Watch footage of Jonas Brothers
Despite being the youngest in the band, it is Nick who is the inspiration behind this band; he was discovered while singing in a barber shop at the age of six and sent to a talent agent. By the age of seven, he was performing on Broadway.
He had a brief solo career, releasing a single co-written with his father "Joy To The World" ("A Christmas Prayer") and an album, Nicholas Jonas, co-written with his two brothers.
Jonas Brothers (originally called Sons of Jonas) made their first album, It's About Time (2006), with Columbia Records, who dropped them in early 2007, whereupon the brothers signed up with Hollywood Records, the music arm of Disney. Columbia Records must be kicking themselves now. Since joining The House of Mouse, their career has taken off.

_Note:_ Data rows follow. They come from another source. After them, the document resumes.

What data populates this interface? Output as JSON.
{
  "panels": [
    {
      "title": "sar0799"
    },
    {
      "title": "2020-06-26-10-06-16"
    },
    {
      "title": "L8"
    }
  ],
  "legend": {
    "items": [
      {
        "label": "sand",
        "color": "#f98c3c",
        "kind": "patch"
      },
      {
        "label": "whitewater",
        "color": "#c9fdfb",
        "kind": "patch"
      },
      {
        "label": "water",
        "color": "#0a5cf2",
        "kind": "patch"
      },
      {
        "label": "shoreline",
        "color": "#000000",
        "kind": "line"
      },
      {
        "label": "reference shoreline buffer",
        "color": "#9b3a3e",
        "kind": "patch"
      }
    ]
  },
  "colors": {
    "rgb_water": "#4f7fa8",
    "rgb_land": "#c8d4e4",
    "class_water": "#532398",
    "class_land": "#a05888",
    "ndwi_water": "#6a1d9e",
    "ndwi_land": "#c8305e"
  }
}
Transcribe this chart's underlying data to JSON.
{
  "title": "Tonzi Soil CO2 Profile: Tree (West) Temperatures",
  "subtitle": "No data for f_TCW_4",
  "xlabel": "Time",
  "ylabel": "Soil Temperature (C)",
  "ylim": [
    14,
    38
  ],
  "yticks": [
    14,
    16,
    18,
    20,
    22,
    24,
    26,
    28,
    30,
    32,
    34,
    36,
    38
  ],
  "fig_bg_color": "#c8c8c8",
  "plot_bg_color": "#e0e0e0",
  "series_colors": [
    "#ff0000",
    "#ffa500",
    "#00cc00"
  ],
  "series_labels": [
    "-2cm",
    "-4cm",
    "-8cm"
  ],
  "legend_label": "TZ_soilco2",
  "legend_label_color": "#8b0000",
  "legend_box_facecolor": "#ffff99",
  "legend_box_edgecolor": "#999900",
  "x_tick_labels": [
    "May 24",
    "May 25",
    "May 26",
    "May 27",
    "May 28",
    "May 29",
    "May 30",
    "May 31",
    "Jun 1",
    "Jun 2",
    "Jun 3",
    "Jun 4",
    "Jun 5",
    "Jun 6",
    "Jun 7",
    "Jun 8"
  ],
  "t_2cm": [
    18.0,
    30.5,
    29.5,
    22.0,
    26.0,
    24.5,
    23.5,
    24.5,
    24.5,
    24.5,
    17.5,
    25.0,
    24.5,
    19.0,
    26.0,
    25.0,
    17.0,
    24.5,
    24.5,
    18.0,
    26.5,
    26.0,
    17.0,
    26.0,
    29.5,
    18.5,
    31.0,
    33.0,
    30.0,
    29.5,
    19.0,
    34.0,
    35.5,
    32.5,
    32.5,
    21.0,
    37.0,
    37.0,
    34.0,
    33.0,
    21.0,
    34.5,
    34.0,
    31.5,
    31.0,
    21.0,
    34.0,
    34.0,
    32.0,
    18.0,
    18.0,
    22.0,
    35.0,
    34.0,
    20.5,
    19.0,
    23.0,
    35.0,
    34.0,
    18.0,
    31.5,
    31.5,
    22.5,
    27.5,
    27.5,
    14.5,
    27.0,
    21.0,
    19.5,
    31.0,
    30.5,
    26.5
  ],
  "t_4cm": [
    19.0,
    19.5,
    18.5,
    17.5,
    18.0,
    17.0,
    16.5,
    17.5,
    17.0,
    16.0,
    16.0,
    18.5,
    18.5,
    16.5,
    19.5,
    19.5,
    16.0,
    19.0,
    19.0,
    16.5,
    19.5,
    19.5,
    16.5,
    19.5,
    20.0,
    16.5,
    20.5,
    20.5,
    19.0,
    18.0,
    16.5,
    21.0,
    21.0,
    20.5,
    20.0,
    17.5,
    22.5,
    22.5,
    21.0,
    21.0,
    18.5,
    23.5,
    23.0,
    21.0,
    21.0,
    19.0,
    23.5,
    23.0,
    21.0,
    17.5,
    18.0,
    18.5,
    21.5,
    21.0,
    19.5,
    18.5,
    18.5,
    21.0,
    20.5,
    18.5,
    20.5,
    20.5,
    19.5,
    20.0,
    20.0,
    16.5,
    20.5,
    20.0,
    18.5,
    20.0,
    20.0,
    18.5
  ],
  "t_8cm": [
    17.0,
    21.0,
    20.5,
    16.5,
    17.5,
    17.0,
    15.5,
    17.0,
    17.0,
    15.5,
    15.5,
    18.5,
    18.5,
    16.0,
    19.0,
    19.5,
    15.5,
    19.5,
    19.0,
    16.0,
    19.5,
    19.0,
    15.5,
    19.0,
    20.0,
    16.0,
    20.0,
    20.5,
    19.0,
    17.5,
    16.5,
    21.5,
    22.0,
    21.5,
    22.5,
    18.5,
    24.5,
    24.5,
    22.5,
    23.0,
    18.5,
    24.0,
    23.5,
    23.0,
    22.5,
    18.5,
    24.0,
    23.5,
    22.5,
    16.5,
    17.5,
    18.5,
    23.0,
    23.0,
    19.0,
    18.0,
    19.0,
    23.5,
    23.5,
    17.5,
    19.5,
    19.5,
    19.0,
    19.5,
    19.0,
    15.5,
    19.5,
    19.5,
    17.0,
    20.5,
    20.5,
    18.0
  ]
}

It's About Time was soon followed up by Jonas Brothers (2007), which sold 1.4m copies and their latest, A Little Bit Longer (2008), has sold more than 1m copies so far. They made the front cover of Rolling Stone in July of this year.
They are rumoured to have earned $12m in 2007 and give 10 per cent of their earnings to their own charity, Change For The Children. Awh.
"They're actually quite edgy, with an indie, guitar sound not unlike Busted," says Samantha Wood, celebrity editor of Sugar magazine, whose main demographic, 14- and 15-year-old girls, are pretty wild about the band. "They're very wholesome at the same time as playing quite punky music. There's nothing dark about them at all and actually a lot of teenagers really like that."
But will UK's pre-teens take to the brothers as enthusiastically as our American cousins?
James McMahon, features editor of NME, thinks not. "The UK is too obsessed with sex for Jonas Brothers to be really popular. That wholesome thing, there hasn't been anyone like that since Cliff. Even Take That was all about raunch. I think they're quite sinister, actually. Really creepy."
Although purity-ring wearing hasn't taken off quite as vertically in the UK as it has in the States, Jonas Brothers are still enjoying a surge of popularity among teens here, thanks to the Disney Channel, which comes with most UK satellite television bundles.
Capitalising on their musical success, Disney executives decided to cast Jonas Brothers in their own TV movie, Camp Rock. The trio arrived in the UK yesterday for the premiere event tonight at the Royal Festival Hall to celebrate the release of the same movie on the Disney Channel UK on 19 September.
Camp Rock is a follow-up – but not a sequel – to the hugely popular High School Musical, also a Disney Channel TV movie. The film's soundtrack debuted at No 3 on the Billboard 200 with 188,000 copies sold in its first week.
"High School Musicals 1 and 2 both did incredibly well in the UK," adds Wood. "I think Camp Rock is going to make Jonas Brothers absolutely huge this year."
With both God and Disney on their side, how can they fail?